Постепенно мужичок стряхнул с себя сон, перестал трястись и таким же бледным, как и лицо его, голосом произнес:
– Б-б-брежнев – великий человек.
Наше дружное хрюканье и Митин режущий кишки хохот были ему ответом.
Хрюкали или смеялись все, кроме Экклезиастэса. Тот наблюдал за упавшими часами. А упали часы циферблатом вверх и, кажется, остановились. Но вскоре подобие улыбки скользнуло и по губам Экклезиастэса. От этого его греко-кавказский шнобель еще сильней навис над верхней губой.
Словно желая еще раз рассмешить нас, седобровый мужичок снова затрясся и, задрав обескровленное лицо в самый потолок, чуть нараспев произнес:
– Андропов – с-сволочь, с-сволочь!
Тут уж никто смеяться не стал.

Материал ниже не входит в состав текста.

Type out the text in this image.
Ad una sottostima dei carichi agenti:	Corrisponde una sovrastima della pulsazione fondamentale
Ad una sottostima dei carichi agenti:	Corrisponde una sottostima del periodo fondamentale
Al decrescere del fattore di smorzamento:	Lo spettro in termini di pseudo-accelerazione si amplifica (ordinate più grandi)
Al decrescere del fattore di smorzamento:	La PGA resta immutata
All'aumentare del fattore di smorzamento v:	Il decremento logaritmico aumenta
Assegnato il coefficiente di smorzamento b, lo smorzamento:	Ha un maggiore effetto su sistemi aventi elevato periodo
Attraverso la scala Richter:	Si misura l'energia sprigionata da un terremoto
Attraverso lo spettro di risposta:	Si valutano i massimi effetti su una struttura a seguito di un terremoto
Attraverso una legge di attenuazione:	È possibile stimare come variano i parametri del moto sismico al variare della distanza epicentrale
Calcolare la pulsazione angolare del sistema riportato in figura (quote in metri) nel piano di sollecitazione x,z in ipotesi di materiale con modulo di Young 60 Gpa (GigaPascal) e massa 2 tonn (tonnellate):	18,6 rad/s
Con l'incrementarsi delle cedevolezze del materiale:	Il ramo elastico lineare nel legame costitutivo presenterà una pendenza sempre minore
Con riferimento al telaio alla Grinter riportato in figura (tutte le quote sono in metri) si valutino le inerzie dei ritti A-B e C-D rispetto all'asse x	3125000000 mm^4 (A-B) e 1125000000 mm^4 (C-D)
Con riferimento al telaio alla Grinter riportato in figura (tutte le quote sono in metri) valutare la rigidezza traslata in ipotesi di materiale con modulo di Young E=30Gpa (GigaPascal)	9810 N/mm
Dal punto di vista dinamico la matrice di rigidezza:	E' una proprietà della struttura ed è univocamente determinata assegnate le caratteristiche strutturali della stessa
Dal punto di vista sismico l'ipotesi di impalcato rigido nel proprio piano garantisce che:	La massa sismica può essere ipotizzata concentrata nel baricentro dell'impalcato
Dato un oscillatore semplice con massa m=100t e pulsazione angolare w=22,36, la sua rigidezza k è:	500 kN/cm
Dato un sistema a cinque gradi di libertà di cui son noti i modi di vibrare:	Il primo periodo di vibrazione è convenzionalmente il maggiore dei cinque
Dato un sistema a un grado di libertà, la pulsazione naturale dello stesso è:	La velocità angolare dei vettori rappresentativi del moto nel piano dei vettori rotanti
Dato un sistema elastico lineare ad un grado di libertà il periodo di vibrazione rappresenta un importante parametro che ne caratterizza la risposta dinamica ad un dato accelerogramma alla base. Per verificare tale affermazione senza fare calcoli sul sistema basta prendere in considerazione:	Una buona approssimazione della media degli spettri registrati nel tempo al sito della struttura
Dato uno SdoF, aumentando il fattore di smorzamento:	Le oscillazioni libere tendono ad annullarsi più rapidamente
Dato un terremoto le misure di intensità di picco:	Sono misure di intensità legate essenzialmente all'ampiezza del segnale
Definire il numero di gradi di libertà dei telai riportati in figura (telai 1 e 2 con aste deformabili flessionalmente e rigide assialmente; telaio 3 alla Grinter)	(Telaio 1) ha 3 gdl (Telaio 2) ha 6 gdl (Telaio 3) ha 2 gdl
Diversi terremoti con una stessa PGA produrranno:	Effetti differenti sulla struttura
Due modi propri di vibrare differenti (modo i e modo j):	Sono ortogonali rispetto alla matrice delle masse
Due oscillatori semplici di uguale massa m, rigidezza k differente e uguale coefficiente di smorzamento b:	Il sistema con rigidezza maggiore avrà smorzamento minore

Я даже от греха подальше сделал шаг к лестнице, которая уводила в противоположную от кресла с бледным мужичком сторону. А вот Митя, наоборот, обежал мужичково кресло сзади и, встав на цыпочки, стал глядеть ему прямо в открытый рот.
– С-с-сволочь, недалекий человек. Он с-сейчас такое ущучит – тридцать лет потом не расхлебаем.
Мне вдруг стало так интересно слушать мужичка, что даже страх быть снова замеченным в недостойных разговорах вдруг куда-то пропал. И, хотя я вспомнил: за политические анекдоты опять начали высылать из Москвы, – подтянулся к мужичку поближе.
Тут, как назло, вернулся один из бузукистов, дернул меня за рукав и поманил к внутренней, неизвестно куда ведущей двери.
Присмотревшись, я вспомнил: с бузукистом мы уже встречались. Только играл он тогда не на бузуке, на балалайке.
– Слушай, ты говорил, у тебя скрипка Витачека?
– Где это я говорил?
– Ну, в филармонии… Помнишь на концерте этого, как его?.. Льва Маркиза.
Я тут же вспомнил концерт, вспомнил и самого Льва Маркиза.
– Ну Витачека, ну и чего дальше?
– А вот чего… Покажи-ка ты мне ее.
– Это еще зачем?
– Есть одна мыслишка. Тут, понимаешь, человек один… Скрипками интересуется. Погнали со мной? А? Покажешь ему… Может, он у тебя скрипчонку-то и купит…
– Скрипка тебе чего – моя? Она же институтская!
– А это как раз не имеет значения.
– Как это не имеет? – растерялся я.
– А так. Такие трудности человек этот на раз решает. Ну да он тебе сам скажет, как быть. Может, ты ее просто сдашь назад, в инструментарий. А он ее оттуда уже сам через кого-нибудь выманит. А может, и еще как-нибудь по-другому…
Я совсем растерялся.
– Как это – получит? Ты чего, перезанимался?
– Ну купит или кому надо за «потерю» скрипки заплатит. Для него это раз – плюнуть, два – растереть.
– А я на чем играть буду?
– Так он тебе на новую денег отвалит. Еще лучше себе купишь. Ему этот самый Витачек для коллекции нужен.
– Не. Я так не могу.
– Чего ж тут, балда, не мочь? Так многие делают. Он все чин чинарем оформит. И бумаги будут в полном порядке, и внакладе никто не останется.
– Не. Как тебе объяснить. Я не то что не могу. Я… Ну, в общем, это не для среднего ума, – добавил я на всякий случай любимую фразочку Гурия Лишнего.